If you don't know, CT stands for Computerized Tomography, which is a technique to use X-rays taken at several focus levels by spinning the camera around you - hence the donut shape. These films may be examined like normal films, and they may also be used to generate a computerized 3-dimensional image of your organs (for additional cost). My doctor was happy with the films, and I was instructed to collect them today and bring them along the following Monday. This system puts the information in the hands of the person most interested in getting it to the right place, so it's a good one!

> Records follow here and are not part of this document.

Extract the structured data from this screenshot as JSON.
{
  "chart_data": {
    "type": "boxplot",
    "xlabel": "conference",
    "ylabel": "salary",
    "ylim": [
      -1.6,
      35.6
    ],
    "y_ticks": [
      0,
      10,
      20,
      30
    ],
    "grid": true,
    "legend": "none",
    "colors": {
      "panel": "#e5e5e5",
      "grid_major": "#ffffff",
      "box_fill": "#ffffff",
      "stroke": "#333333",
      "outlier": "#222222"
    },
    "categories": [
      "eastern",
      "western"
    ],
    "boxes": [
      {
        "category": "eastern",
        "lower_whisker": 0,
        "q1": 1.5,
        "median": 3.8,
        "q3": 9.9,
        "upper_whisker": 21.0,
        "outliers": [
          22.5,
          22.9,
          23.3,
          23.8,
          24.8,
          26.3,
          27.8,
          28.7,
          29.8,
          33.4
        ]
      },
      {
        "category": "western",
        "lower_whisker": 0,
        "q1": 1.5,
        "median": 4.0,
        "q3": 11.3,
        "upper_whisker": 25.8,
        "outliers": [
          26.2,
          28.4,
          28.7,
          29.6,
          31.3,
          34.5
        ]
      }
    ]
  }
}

So I went home and spread out my X-ray films on the kitchen table. There was one full-sized one and hundreds of others at 20 per page. I set them in time order, and tried to look for stuff. I could identify the spine, hip bones, kidneys, liver, and bladder, but detail was just whooshes and blobs and swirls to me. Nothing that looked like stones. Kathryn (my wife) had pretty much the same impression. So we had data, but it was a mystery to us.

Tuesday morning I got up at 5AM to head for a 6AM prayer breakfast meeting with my friend Frank, his son Benjamin, and any others who might show up. Did the pee through the screen routine, and suddenly there was SOMETHING. Tiny, smaller than grains of fine sand, colored dark red - 2 grains and a speck. I grabbed an Exacto knife and carefully guided them into the storage container. Eureka, we have stones! I crushed the smallest one to make sure it was solid, and it was - hard as glass. I must admit my smugness level was getting pretty high. During the balance of the week I collected some lighter colored (and less dense) stuff - 2 or 3 tiny ones, and some stuff that was very light, like dandruff. All carefully collected dried, and stored. We'll see what Dr. Hopkins has to say about THIS!

Frank, Benjamin, and I had a great breakfast, and I told them the short version of the story with the found stones as a great punchline. We prayed for my health and several other things and went our separate ways.


Kathiesbirds said...

Steve, I didn't know you were capable of being so open and honest. Amazing! Also, you and I share a common backgrounnd. I was also a CNA for 3 or 4 years in CO. I would NEVER have guessed that you did that in a past life!

Steve Kelley said...

My inner muse is released. Let the blog-sphere beware!